David Lynch’s “Blue Velvet” opens with a dreamlike collage of suburban idyll and wholesome Americana. Then, a man collapses doing yard work behind his picket fence and the camera leads us underground, where writing black beetles churn beneath the manicured lawn. It’s a masterful and unsettling introduction to a film about the dark side of American life.

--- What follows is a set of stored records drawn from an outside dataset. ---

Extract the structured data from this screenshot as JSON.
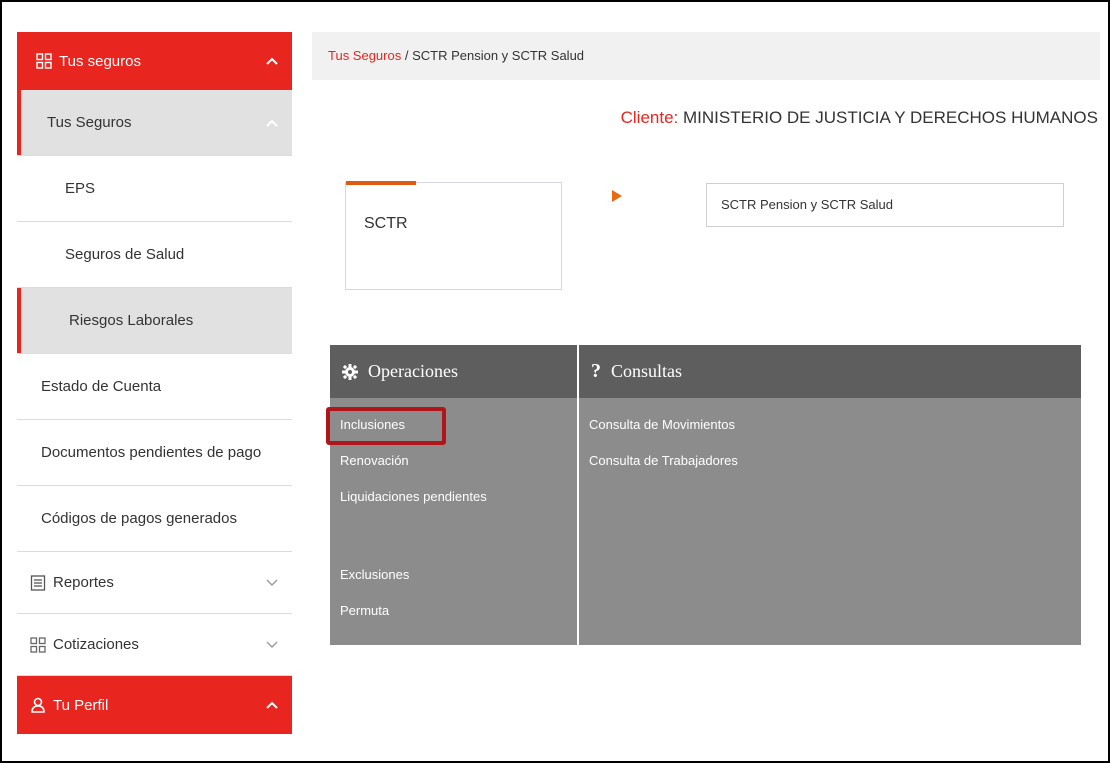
{
  "sidebar": {
    "section_insurance": "Tus seguros",
    "items": [
      {
        "label": "Tus Seguros"
      },
      {
        "label": "EPS"
      },
      {
        "label": "Seguros de Salud"
      },
      {
        "label": "Riesgos Laborales"
      },
      {
        "label": "Estado de Cuenta"
      },
      {
        "label": "Documentos pendientes de pago"
      },
      {
        "label": "Códigos de pagos generados"
      },
      {
        "label": "Reportes"
      },
      {
        "label": "Cotizaciones"
      }
    ],
    "section_profile": "Tu Perfil"
  },
  "breadcrumb": {
    "link": "Tus Seguros",
    "separator": " / ",
    "current": "SCTR Pension y SCTR Salud"
  },
  "client": {
    "label": "Cliente:",
    "value": "MINISTERIO DE JUSTICIA Y DERECHOS HUMANOS"
  },
  "product_card": {
    "label": "SCTR"
  },
  "product_select": {
    "value": "SCTR Pension y SCTR Salud"
  },
  "operations": {
    "title": "Operaciones",
    "items": [
      "Inclusiones",
      "Renovación",
      "Liquidaciones pendientes",
      "Exclusiones",
      "Permuta"
    ]
  },
  "queries": {
    "title": "Consultas",
    "items": [
      "Consulta de Movimientos",
      "Consulta de Trabajadores"
    ]
  },
  "colors": {
    "accent_red": "#e8251f",
    "header_dark": "#5e5e5e",
    "panel_grey": "#8c8c8c",
    "highlight_box": "#b01519"
  }
}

The collapsing man is the father of Jeffrey Beaumont (Kyle MacLachlan), a young college student who returns home to Lumberton, North Carolina, to look after his mother and mind his dad’s shop while he recovers from the incident (implied to be a stroke). Walking home from the hospital, Jeffrey finds a severed human ear in a field — a discovery that will lead him down a path to sexual sadomasochism, drugs, and violence. But also a straightforward, if somewhat unconventional, courtship with the girl next door (Laura Dern).
A lot gets said about how “Blue Velvet” depicts, as I mentioned, the seedy underbelly of suburban American idyll. And it does do that! Dennis Hopper’s Frank is a singularly terrifying presence, and Isabella Rossellini’s Dorothy offers a heartbreaking embodiment of how culture simultaneously exalts and degrades women.
But while the horrors of “Blue Velvet” certainly complicate the Normal Rockwell ideal of whole Americana, it doesn’t completely shatter it. On this viewing I was struck by how fundamentally hopeful it is. Despite all he sees, Jeffrey settles with the girl next door in the end. Dorothy has a happy ending. In the film’s final scene, one of the introduction’s writing black beetles is shown in the beak of a robin — a symbol of peace and love established earlier in the movie.
The darkness beneath the surface doesn’t undermine or destabilize, it sustains.